Veteran leftist Da Silva started things on Monday by meeting Venezuelan President Nicolas Maduro and hailing the “historic” restoration of a relationship that was severed under his predecessor, far-right former Brazilian president Jair Bolsonaro.
Photo: EPA-EFE
Brazil had cut diplomatic ties with Maduro’s government under Bolsonaro, who labeled the socialist leader a “dictator.”
“This is the start of Maduro’s return, and [yesterday’s] meeting will be the return of South American integration,” Da Silva told a news conference, after greeting his Venezuelan counterpart at the presidential palace with a hug and a back-slap.

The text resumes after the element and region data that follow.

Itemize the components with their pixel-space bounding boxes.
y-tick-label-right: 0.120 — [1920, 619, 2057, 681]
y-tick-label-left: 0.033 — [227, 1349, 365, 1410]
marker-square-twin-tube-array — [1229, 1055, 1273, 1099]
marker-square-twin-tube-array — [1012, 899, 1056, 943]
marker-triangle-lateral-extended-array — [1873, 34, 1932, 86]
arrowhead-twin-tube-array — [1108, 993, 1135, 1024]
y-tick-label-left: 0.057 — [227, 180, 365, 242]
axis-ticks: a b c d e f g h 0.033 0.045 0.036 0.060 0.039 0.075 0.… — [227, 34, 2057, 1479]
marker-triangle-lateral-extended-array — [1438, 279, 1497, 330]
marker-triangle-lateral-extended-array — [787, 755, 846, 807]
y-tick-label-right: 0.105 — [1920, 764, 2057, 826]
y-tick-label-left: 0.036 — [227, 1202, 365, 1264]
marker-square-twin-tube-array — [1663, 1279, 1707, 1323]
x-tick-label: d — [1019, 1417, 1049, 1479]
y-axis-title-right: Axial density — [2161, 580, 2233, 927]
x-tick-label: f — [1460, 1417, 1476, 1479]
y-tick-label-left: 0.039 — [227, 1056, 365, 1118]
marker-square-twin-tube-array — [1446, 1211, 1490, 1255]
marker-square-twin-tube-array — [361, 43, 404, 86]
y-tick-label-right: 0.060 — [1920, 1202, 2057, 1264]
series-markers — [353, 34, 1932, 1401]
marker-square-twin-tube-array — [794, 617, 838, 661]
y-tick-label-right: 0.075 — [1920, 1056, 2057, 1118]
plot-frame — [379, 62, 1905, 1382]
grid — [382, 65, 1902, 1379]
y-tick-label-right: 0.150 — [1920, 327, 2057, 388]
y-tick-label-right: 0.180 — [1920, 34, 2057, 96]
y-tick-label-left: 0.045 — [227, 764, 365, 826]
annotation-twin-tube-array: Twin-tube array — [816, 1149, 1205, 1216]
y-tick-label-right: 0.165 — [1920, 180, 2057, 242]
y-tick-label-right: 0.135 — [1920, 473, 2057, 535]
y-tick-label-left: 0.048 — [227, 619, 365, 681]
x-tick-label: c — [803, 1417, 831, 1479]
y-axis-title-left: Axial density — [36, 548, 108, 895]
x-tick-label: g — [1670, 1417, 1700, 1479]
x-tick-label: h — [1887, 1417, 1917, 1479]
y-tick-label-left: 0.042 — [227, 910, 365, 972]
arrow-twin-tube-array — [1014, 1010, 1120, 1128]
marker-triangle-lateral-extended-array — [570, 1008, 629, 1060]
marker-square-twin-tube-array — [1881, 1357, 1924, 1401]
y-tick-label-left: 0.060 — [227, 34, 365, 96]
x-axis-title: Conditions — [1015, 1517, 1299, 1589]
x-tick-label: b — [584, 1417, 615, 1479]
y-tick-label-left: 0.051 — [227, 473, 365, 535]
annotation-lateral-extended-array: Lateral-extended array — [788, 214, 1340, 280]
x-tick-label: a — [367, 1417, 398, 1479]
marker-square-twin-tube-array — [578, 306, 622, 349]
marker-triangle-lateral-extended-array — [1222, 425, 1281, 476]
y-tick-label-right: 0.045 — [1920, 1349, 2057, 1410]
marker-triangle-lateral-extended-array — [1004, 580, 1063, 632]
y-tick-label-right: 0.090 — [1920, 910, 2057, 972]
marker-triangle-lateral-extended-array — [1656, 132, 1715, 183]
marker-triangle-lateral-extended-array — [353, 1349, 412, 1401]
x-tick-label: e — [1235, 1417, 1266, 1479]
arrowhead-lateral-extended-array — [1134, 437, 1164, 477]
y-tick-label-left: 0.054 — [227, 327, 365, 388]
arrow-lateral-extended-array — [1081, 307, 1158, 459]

Da Silva, who led Brazil from 2003 to 2010, is a self-declared fan of international cooperation and “regional integration,” which featured prominently in his first presidency, and is keen to reboot stalled South American ties.
This is the first summit of regional leaders since 2014 in Quito, Ecuador, at a gathering of the Union of South American Nations, a continental bloc launched in 2008 by Da Silva and late Venezuelan president Hugo Chavez.
That was the moment of Latin America’s so-called “pink tide,” when a wave of left-wing governments led the region.
Now, some political analysts are talking of a “new pink tide” in South America, with the recent election of Da Silva, Chilean President Gabriel Boric and Colombian President Gustavo Petro.
Da Silva wants to get the region cooperating again.
His government has touted projects such as a “Bi-Oceanic Corridor,” a transportation artery to enable countries to ship goods from one side of the continent to the other overland instead of by sea.
The summit would be a small, “more relaxed” gathering, with only the leaders, their foreign ministers and select advisers in the room, a Brazilian diplomatic source said.
“Groundbreaking visions” for South America’s future are unlikely to emerge from the summit, political scientist Oliver Stuenkel said.
However, “the meeting itself is good news,” he wrote in Americas Quarterly.
“Even a basic dialogue between heads of state is genuine progress after Brazil largely retreated from its neighborhood during the Bolsonaro years,” he said.
Since Da Silva defeated Bolsonaro in a divisive election to return to office in January, he has been overhauling Brazil’s foreign policy, vowing to seek friendly relations across the board and cultivating closer ties with partners as disparate as China and the US.
However, he has drawn attacks from opponents for being overly cozy with Russia, China and Latin American leftists such as Maduro and Nicaraguan President Daniel Ortega, who are accused of human rights violations.